Burgos, Laws of
Burgos, Laws of
Laws of Burgos, early Spanish response to reports of abuse of the native Caribbean population. The Laws of Burgos were the response to growing complaints, especially by Dominican friars, that the colonists on Hispaniola were treating the rapidly declining native population cruelly and inhumanely. The Dominican Antonio de Montesinos stated in a sermon delivered in Hispaniola in 1511, "For with the excessive work you demand of them they fall ill and die, or rather you kill them with your desire to extract and acquire gold every day."
The Laws of Burgos, promulgated on 27 December 1512, constituted the first comprehensive legislation devoted to regulating the relationship between the Spaniards and the native population. They outlined encomenderos' responsibilities toward the natives they held in encomienda: bringing the natives together in new villages built near the Spaniards, ensuring that the natives received religious instruction, and providing them with food and clothing. Although at least a third of the natives would continue to labor in the gold mines, their working conditions were carefully specified and numerous abuses, such as beating natives with whips or calling a native a "dog," were explicitly prohibited. While the laws allowed natives to be exploited, their intention was to make the exploitation "just." Despite good intentions, in practice the laws led to no improvement in the natives' living and working conditions.

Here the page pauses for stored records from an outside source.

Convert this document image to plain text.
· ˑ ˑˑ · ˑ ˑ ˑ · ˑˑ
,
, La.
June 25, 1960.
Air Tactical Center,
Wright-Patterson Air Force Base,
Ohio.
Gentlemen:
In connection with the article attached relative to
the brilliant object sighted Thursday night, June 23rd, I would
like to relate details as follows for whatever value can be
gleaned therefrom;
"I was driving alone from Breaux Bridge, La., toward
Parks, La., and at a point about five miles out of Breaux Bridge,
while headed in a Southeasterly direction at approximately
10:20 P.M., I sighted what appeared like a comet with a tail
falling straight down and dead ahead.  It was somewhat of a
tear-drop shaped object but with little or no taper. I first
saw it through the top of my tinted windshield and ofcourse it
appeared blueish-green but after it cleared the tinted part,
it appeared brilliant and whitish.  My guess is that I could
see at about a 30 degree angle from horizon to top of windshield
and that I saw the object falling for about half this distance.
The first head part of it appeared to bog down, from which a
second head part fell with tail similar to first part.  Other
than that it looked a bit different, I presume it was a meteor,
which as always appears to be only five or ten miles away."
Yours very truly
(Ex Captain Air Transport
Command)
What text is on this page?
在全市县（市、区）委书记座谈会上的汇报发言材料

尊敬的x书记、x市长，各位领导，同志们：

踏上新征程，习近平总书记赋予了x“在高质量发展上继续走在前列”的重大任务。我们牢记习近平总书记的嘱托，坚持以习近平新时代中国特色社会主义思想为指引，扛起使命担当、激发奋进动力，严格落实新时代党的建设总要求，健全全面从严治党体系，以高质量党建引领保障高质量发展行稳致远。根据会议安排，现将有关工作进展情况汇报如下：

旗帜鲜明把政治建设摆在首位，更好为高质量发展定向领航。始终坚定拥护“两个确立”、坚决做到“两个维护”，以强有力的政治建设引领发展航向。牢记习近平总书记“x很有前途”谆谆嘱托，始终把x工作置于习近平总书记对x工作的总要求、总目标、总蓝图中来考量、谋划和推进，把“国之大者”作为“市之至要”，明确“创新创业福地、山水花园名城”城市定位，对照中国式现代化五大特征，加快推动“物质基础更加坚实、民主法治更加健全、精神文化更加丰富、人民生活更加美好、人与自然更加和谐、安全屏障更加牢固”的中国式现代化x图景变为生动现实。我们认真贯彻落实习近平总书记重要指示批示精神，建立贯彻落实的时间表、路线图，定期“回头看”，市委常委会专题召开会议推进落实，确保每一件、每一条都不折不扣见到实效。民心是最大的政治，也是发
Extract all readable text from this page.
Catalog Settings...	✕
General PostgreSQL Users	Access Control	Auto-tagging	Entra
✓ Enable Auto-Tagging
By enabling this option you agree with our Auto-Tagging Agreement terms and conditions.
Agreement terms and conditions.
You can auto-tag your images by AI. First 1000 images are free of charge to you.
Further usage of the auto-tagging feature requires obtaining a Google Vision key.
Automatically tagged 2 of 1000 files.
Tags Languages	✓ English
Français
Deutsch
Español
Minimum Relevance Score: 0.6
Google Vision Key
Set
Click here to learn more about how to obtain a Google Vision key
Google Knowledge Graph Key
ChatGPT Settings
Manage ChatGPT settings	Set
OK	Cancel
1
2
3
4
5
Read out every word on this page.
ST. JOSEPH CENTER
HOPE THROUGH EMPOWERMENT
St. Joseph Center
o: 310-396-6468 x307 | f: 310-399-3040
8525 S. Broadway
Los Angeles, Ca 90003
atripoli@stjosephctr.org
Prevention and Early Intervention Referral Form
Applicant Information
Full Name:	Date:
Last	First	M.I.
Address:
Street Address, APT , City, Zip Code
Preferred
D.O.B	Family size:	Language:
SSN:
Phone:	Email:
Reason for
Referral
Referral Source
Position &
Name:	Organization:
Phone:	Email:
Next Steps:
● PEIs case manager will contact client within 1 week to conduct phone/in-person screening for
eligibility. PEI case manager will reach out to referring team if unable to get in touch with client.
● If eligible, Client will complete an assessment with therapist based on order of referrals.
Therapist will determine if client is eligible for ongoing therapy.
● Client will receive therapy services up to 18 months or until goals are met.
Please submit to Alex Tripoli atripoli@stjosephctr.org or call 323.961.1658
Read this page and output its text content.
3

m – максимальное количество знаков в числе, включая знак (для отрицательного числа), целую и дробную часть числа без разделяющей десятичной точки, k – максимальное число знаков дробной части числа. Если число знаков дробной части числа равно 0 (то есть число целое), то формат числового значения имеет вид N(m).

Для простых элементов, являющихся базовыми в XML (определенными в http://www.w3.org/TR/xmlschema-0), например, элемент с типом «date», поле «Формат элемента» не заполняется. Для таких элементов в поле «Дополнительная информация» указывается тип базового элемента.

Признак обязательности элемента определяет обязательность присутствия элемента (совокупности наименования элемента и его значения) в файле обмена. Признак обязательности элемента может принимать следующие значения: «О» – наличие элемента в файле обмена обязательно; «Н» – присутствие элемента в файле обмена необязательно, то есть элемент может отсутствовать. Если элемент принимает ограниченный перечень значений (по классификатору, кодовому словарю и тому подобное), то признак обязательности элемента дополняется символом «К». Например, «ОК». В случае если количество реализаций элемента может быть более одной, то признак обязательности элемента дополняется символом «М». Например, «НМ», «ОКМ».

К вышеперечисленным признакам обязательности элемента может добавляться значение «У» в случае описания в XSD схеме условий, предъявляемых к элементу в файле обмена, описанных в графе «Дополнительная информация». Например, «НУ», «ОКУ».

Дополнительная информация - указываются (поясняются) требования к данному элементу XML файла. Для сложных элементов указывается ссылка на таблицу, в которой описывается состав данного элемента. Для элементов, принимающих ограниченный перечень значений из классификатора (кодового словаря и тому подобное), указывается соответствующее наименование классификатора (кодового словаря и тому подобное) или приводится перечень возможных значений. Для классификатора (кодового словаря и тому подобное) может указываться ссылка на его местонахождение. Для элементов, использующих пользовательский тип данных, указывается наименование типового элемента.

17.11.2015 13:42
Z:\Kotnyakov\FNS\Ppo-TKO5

See alsoIndigenous Peoples .
BIBLIOGRAPHY
Lewis Hanke, The Spanish Struggle for Justice in the Conquest of America (1949), pp. 17, 23-24.
Charles Gibson, ed., The Spanish Tradition in America (1968), pp. 61-82.
Additional Bibliography
Rivera Pagán, Luis. A Violent Evangelism: The Political and Religious Conquest of the Americas. Louisville, KY: Westminster/John Knox Press, 1992.
Simpson, Lesley Byrd. The Laws of Burgos of 1512–1513: Royal Ordinances for the Good Government and Treatment of the Indians. San Francisco: J. Howell, 1960.